5 thoughts on “Pilot calls for new Norfolk School Board leadership

  1. I do not think that elected school boards are necessarily a solution.

    I lived in Delaware for over 20 years.

    School boards there are elected. And no one paid attention to the elections. Turnout was worse than the turnout at Virginia’s off-year elections, which is clearly designed (I finally realized after living in other states) to diminish turnout.*

    With no turnout, there is no accountability.

    I found myself yearning to be back in Northampton County, Virginia, where I grew up, with an appointed school board insulated from the winds of the moment but taking its responsibilities seriously.

    Not quite on topic, regarding all the fuss about the SOL tests (I find “SOL” to be a most unfortunate acronym), I am reminded of something I learned early in my career in corporate America:

    When one person violates a policy, the problem is likely the person. When lots of persons violate a policy, the problem is likely the policy.

    Gosh durn it, my rural Virginia school system taught me and lots of other folks to read, write, and cypher (though it did not teach us “sensitivity” and other new age stuff like that there), and there was no state-wide or nation-wide testing back then in the olden days (except for SATs and stuff like that there).

    Granting that there are likely some mediocre and even some few incompetent teachers, I do not think that threatening teachers with their jobs will solve the learning problems of the students.

    Students can learn with incompetent teachers. I know; I did it.

    Teachers cannot make uninterested students learn.

    The problems are outside the walls of the school houses, and changes inside those walls will not solve them.

    I wish I had magic bullets. I don’t.

    ____________________

    *Though I have enough old Virginia in me to say that, if you don’t vote, don’t complain.

    My Daddy taught me that voting is a duty, not a right.

    1. Elected school boards aren’t a magic bullet – that I know. Thing is that appointed boards aren’t working too well, either. At the least, we should give elected school boards a chance. (And I’d also like to see school boards have taxing power, instead of being reliant on the City Council for their allocations.)
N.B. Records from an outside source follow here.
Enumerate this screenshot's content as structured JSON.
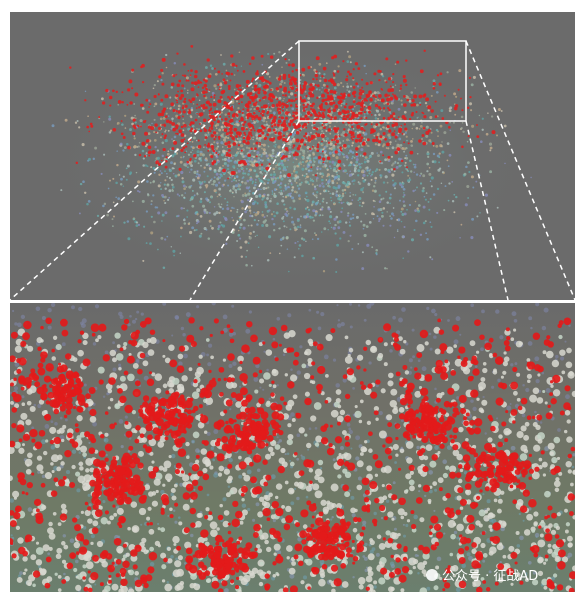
{
  "watermark": {
    "text": "公众号 · 征战AD"
  }
}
  2. As a parent of two children in NPS and one who has volunteered with NPS for years, I am not moved by the Pilot Editorial. 1. It appears to me that this Editorial, as others, are based upon the reporting of Pilot staff. I cannot determine if the Editorial staff listened to the interviews. 2. School board members are (re)appointed every two years. Of the 3 members not up for re-appointment, 2 just joined the board in 2009. Based upon the Pilot’s recommendations, we would have 6 board members with a year or less experience on the board. Combined with a new superintendent, staff layoffs, principals being moved, etc., I feel there are too many moving parts at one time. 3. Norfolk is a silo operated city. And too often the Pilot Editorial Board has supported such. There is little coordination amongst school, planning, housing, and economic development leaders and policymakers not to mention parents. There is little city-wide, big picture, holistic perspective to education in Norfolk. It’s pockets of success here and there. Take care of my ward here and there. 4. How about the Pilot endorsing and supporting family and neighborhood level initiatives to take ownership of education at home and in the community? How about the Pilot advocating for choice schools, economically integrated schools, regional cooperation where those who work in Norfolk can school in Norfolk and vice versa in other places?

    Same small vision; same results.

    1. There is little city-wide, big picture, holistic perspective to education in Norfolk.

      No disagreement there. But who should be undertaking that? Given that all of the power rests with council, I’d say the buck stops there.

      The Pilot can advocate for anything – but until and unless we elect those who have the vision to implement them, all the advocacy in the world won’t make up for it.